How do fans engage with anime and video game soundtracks? One form is transcription, where fans attempt to recreate the music for other fans to perform. This can be particularly interesting with video games, which often have no original "score" and where what score is available is for artificial instruments. This creates some interesting issues about "authenticity" that have been explored by video game music scholars. When fans recreate this kind of music, they often prefer to do it on physical, often acoustic instruments.

Video game soundtracks are an increasingly popular subject for pop orchestral concerts. This reflects how fans often see the most "authentic" performance as that using the acoustic instruments suggested by the soundtrack rather than the original 8-bit (or whichever number of bits) scoring. Interestingly, video game fans also convert other, non-game music into 8-bit timbres, or write original music designed to replicate the sounds of early video game music. Many, but not all, of these are the same fans who want to hear the original 8-bit soundtracks "how they are meant to be" on "real" instruments.

I was interested in this because of my own history of arranging music as a teenager; I would create versions of classic rock songs I loved for my high school orchestra, jazz band, or small chamber ensembles. It was how I learned music composition, which I would later pursue as my undergraduate major. I would have loved to have the kind of online communities that have developed since for fan transcribers to share their music. I was also interested because of how this music falls at the center of two different types of online fandom: "curative" and "creative" fandom. "Curative" fandom focuses on collecting information about the fans' object of obsession (such as wikis devoted to a TV show), while "creative" fandom encompasses activities like fanfiction and fan art that attempt to put their own spin on the original work, often creating new works in the process. "Fan transcription" is both, "writing down" preexisting music in a way that other fans can more easily access, play and study it, but also twisting it creatively by rearranging it for other instruments, or making other changes.

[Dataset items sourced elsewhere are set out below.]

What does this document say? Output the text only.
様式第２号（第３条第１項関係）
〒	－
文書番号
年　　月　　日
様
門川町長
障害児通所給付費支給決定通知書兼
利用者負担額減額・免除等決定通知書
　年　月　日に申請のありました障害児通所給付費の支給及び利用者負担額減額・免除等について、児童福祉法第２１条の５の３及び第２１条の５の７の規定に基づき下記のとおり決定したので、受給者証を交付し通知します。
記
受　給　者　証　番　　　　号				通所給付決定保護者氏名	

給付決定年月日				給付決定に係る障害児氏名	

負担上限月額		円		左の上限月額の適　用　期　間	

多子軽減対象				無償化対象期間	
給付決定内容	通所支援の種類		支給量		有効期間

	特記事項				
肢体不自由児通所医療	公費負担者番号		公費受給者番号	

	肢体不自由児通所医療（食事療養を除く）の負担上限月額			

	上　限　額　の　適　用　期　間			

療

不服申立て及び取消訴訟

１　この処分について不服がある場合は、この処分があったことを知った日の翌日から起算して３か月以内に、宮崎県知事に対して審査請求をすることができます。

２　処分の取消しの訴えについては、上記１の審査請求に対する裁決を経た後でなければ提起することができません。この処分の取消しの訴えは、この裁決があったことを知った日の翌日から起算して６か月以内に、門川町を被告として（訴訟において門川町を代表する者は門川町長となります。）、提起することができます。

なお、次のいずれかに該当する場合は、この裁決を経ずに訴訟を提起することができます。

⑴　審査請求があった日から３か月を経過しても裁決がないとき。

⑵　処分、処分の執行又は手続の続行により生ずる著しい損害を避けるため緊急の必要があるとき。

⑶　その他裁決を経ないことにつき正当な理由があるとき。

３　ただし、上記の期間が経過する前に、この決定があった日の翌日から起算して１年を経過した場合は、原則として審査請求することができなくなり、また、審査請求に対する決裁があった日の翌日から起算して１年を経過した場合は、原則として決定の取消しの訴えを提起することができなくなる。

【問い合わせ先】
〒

This project examines some of the different ways that fans transcribe video game music into musical notation: why they do it, what or who each of these musical transcriptions are "for," and the issues of authenticity that arise from this. It is a fusion of manuscript and reception studies to examine this particular practice as a part of modern game fandom. It will focus on popular Nintendo series, specifically the first few game "generations" of the Pokémon and Animal Crossing series.